Using ranks makes our armed forces more realistic. The simplest approach is to use a standard naming convention from Earth. It’s familiar and already understood (especially by those in a similar military branch here) while creating the necessary and believable structure that would likely exist. But we can also strike out on our own, carving out specific roles and their associated ranks. Renaming existing roles creates the sense of another world, but the audience won’t know what we mean without some minor exposition. If we choose to rename them, it might be wise to keep track of what they’re normally called for our internal world building files. Preserving the rank name lets us research more about them should we need to later.
The following chart lists ranks in order of highest to lowest and compares the titles of similar ranks across the army, navy, and air force.
Army | Navy | Air Force |
Commissioned Officers | ||
Field marshal, or General of the army | Fleet Admiral | Marshal |
General | Admiral | Air chief marshal |
Lieutenant general | Vice Admiral | Air marshal |
Major general | Rear Admiral | Air vice-marshal |
Brigadier general | Commodore | Air commodore |
Colonel | Captain | Group captain |
Lieutenant colonel | Commander | Wing commander |
Major | Lieutenant Commander | Squadron leader |
Captain | Lieutenant | Flight lieutenant |
Lieutenant (first) | Lieutenant junior grade | Flying officer |
Second Lieutenant | Ensign or midshipman | Pilot officer |
Officer cadet | Officer cadet | Flight cadet |
Enlisted Grades | ||
Warrant officer or sergeant major | Warrant officer or chief petty officer | Warrant officer |
Sergeant | Petty officer | Sergeant |
Corporal | Leading seaman | Corporal |
Private or gunner or trooper | Seaman | Airman |
Figure 6 Military Comparison Ranks
Aside from those in the military (or their loved ones), most people have a limited understanding of or interest in relative ranks. Authors need to navigate this ignorance during storytelling. What the audience most needs to understand is who is higher and lower in the chain of command during a scene, not what their day-to-day responsibilities are; the audience can infer major duties from a scene involving the character carrying out some duties, such as during a battle scene. Ranks don’t accomplish this because most of us don’t know what something with a given rank does. So why do we care about rank? Because soldiers refer to each other by rank in dialogue.

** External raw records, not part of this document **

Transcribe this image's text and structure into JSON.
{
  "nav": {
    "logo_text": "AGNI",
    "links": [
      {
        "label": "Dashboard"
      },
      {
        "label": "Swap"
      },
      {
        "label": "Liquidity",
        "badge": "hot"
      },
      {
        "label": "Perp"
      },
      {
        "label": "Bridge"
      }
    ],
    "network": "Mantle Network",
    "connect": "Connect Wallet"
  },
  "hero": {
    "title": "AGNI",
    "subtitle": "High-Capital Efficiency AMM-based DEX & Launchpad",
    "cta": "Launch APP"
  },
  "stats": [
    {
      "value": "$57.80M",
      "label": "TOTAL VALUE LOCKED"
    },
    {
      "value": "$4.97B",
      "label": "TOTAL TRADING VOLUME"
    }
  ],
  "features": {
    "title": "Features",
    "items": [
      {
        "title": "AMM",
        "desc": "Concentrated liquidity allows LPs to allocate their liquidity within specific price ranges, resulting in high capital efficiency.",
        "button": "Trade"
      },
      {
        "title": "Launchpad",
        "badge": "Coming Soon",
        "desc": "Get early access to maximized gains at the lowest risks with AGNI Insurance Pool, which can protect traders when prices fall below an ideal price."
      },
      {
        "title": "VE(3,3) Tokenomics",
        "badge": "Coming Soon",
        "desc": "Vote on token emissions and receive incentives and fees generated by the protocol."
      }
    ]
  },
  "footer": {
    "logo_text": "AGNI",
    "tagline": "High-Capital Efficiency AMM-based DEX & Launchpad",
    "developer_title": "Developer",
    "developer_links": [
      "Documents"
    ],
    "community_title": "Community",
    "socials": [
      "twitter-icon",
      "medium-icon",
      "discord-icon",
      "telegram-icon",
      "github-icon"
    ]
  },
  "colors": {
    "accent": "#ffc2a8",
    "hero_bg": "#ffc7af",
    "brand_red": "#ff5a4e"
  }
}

If we’re writing a story that is heavy on the inner workings of a fictional military group we’ve invented, then we’ll need to invest more time in working out duties. This can also be easier than researching all of these ranks and trying to determine what they do. When I’ve investigated this, I’ve often come up empty, which is why there’s no chart listing every rank and its responsibilities. This also changes from country to country, meaning we have leeway to invent. Plausibility is the bar to get over; we are inventing a fictional group, not correlating it exactly to Earth military. Obviously, we don’t want to call an army private a general, and we should form a sense of hierarchy, but beyond that, little is needed by most world builders.